A new system that combines neural implants with the internet of
things can remotely control the brain circuits of numerous animals
across the globe simultaneously and independently via the web.
A new study shows that researchers can remotely control the brain
circuits of numerous animals simultaneously and independently
through the internet. The scientists believe this newly developed
technology can speed up brain research and various neuroscience
studies to uncover basic brain functions as well as the
underpinnings of various neuropsychiatric and neurological
disorders.
A multidisciplinary team of researchers at KAIST, Washington
University in St. Louis, and the University of Colorado, Boulder,
created a wireless ecosystem with its own wireless implantable
devices and Internet of Things (IoT) infrastructure to enable
high-throughput neuroscience experiments over the internet. This
innovative technology could enable scientists to manipulate the
brains of animals from anywhere around the world. The study was
published in the journal Nature Biomedical Engineering on
November 25 (https://bit.ly/3lNYu4K).
The wireless ecosystem only requires a mini-computer that can be
purchased for under $45, which connects to the internet and
communicates with wireless multifunctional brain probes or other
types of conventional laboratory equipment using IoT control
modules.
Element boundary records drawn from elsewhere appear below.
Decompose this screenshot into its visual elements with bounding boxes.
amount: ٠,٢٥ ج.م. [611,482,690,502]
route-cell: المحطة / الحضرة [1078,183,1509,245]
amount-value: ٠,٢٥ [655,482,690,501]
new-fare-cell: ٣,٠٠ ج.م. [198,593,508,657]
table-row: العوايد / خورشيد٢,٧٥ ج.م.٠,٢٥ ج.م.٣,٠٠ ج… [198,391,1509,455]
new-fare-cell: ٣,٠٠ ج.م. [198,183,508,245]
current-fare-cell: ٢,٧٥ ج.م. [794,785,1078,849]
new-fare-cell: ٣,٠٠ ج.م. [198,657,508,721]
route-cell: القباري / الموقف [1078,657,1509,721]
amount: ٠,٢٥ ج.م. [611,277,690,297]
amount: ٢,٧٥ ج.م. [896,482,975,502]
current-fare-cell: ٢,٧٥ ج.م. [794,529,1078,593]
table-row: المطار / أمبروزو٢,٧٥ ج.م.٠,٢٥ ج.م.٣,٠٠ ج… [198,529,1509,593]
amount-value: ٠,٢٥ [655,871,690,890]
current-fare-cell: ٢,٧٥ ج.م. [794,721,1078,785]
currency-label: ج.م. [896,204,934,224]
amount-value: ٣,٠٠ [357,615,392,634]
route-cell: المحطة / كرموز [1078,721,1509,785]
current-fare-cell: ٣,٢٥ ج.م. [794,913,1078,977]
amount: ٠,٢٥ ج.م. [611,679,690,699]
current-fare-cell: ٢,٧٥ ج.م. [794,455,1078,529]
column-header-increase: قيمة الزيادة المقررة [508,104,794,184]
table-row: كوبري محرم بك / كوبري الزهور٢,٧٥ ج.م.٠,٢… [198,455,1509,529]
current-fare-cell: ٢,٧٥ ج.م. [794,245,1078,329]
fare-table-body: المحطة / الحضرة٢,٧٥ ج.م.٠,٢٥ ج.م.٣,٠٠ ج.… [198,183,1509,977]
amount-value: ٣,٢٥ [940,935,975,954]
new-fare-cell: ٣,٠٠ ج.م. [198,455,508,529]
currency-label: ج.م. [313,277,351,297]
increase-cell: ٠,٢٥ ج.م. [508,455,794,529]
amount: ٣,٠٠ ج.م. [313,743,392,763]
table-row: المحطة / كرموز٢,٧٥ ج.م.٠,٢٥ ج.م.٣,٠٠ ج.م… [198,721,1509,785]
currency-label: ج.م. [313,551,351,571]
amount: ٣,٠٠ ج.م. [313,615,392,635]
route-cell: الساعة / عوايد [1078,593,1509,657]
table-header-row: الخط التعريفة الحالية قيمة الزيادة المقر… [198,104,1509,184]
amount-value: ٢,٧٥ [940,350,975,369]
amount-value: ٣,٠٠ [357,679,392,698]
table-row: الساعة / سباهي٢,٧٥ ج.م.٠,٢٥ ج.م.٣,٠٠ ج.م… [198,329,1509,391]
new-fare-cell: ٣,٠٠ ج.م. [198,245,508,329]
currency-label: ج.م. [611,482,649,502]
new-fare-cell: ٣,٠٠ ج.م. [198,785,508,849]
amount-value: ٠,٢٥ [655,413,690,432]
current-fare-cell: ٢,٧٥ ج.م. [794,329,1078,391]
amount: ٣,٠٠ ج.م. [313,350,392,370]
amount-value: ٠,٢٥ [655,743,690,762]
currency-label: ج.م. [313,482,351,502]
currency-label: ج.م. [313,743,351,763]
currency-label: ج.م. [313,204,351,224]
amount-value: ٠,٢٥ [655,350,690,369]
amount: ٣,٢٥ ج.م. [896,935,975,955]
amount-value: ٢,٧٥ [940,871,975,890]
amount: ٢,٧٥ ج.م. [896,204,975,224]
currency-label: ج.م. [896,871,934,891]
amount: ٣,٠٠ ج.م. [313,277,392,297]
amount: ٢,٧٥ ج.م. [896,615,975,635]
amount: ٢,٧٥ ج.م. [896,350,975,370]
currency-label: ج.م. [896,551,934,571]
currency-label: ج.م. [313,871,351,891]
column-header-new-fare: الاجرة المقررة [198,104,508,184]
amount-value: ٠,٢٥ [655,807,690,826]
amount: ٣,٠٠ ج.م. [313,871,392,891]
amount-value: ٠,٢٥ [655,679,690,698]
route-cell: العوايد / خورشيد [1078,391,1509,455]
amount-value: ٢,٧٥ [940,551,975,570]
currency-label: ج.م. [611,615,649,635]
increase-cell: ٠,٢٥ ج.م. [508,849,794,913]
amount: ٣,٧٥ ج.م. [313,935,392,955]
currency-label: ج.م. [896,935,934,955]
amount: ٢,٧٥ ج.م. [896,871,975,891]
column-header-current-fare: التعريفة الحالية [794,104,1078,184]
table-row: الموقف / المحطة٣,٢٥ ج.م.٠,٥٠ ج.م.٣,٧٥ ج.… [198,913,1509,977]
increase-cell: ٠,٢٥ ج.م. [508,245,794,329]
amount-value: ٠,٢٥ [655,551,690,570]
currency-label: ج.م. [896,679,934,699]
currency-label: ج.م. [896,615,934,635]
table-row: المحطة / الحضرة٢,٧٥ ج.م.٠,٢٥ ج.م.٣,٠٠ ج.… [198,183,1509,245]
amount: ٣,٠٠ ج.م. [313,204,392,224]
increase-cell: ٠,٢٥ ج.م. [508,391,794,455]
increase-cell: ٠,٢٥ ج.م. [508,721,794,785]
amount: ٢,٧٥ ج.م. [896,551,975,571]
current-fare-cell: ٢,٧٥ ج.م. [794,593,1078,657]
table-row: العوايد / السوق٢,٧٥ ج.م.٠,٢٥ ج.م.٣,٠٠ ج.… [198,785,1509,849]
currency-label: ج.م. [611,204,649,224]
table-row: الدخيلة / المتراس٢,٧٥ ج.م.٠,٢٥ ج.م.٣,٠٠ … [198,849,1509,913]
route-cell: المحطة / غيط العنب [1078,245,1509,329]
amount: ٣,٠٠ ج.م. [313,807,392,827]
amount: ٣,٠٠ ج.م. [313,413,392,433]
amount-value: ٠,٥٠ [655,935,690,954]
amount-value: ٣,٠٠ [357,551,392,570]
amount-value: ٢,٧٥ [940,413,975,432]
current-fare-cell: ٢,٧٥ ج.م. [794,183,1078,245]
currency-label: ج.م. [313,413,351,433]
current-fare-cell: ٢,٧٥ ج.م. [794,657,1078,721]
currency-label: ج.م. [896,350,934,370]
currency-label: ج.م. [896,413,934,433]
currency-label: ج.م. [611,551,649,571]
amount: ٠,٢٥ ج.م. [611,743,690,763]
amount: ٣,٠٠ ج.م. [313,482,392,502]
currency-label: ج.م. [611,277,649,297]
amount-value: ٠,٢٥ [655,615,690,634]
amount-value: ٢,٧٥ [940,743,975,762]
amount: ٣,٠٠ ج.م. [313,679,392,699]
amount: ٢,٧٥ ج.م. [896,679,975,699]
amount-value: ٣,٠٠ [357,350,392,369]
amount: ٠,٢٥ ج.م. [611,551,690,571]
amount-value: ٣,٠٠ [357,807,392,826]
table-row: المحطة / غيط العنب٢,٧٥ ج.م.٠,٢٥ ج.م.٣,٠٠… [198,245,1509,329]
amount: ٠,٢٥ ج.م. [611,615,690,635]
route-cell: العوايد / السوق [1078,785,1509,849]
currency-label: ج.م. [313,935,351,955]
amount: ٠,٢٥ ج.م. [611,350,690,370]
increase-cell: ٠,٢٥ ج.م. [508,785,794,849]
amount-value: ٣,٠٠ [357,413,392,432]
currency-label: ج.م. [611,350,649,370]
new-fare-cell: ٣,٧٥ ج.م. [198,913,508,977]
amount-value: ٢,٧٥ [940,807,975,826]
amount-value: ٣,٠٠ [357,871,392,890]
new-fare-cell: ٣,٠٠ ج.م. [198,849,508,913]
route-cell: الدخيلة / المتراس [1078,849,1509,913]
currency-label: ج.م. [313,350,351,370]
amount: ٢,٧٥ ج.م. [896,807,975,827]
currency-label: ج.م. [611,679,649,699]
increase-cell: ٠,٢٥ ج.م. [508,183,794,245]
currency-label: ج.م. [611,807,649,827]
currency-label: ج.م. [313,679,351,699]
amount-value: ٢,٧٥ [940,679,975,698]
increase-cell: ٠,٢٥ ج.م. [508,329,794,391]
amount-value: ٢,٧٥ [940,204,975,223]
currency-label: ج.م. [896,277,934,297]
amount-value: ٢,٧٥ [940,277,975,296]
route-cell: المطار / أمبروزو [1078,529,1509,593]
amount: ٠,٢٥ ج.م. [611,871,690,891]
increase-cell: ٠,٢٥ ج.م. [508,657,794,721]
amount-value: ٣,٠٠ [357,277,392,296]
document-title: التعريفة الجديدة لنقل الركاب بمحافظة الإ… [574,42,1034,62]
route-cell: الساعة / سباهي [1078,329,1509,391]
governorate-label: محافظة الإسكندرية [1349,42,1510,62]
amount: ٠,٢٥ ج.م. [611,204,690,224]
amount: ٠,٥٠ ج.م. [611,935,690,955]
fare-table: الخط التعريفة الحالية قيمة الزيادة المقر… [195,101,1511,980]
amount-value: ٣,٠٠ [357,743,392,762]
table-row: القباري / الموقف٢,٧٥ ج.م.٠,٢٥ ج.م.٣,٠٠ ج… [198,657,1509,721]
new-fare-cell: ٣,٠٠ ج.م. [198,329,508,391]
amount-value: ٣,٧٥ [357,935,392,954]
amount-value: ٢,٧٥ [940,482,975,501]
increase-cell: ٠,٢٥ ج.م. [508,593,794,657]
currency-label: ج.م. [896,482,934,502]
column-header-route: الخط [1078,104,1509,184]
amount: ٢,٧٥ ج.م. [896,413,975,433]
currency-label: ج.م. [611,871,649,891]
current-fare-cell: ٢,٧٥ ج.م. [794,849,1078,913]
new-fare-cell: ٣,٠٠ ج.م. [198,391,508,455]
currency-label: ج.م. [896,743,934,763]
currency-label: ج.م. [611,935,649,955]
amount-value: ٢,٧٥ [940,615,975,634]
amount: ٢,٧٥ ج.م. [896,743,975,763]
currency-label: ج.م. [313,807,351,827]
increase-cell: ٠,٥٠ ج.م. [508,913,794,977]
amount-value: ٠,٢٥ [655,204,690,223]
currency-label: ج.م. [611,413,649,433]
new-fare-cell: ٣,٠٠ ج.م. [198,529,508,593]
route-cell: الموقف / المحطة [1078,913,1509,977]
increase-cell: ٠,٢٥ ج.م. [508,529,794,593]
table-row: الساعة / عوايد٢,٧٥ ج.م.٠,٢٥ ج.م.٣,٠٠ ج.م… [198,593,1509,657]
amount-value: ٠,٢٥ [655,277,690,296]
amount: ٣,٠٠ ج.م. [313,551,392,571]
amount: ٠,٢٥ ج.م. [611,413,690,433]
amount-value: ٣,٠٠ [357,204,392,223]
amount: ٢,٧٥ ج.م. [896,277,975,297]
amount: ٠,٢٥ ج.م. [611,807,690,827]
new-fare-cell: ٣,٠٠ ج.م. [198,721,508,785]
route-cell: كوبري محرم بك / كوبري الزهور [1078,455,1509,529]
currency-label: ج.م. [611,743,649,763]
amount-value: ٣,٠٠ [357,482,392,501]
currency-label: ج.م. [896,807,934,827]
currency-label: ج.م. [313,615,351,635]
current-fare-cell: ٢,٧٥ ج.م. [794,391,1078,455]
By optimally integrating the versatility and modular
construction of both unique IoT hardware and software within a
single ecosystem, this wireless technology offers new applications
that have not been demonstrated before by a single standalone
technology. This includes, but is not limited to minimalistic
hardware, global remote access, selective and scheduled experiments,
customizable automation, and high-throughput scalability.
The researchers believe this wireless technology may open new
opportunities for many applications including brain research,
pharmaceuticals, and telemedicine to treat diseases in the brain and
other organs remotely. This remote automation technology could
become even more valuable when many labs need to shut down, such
as during the height of the COVID-19 pandemic.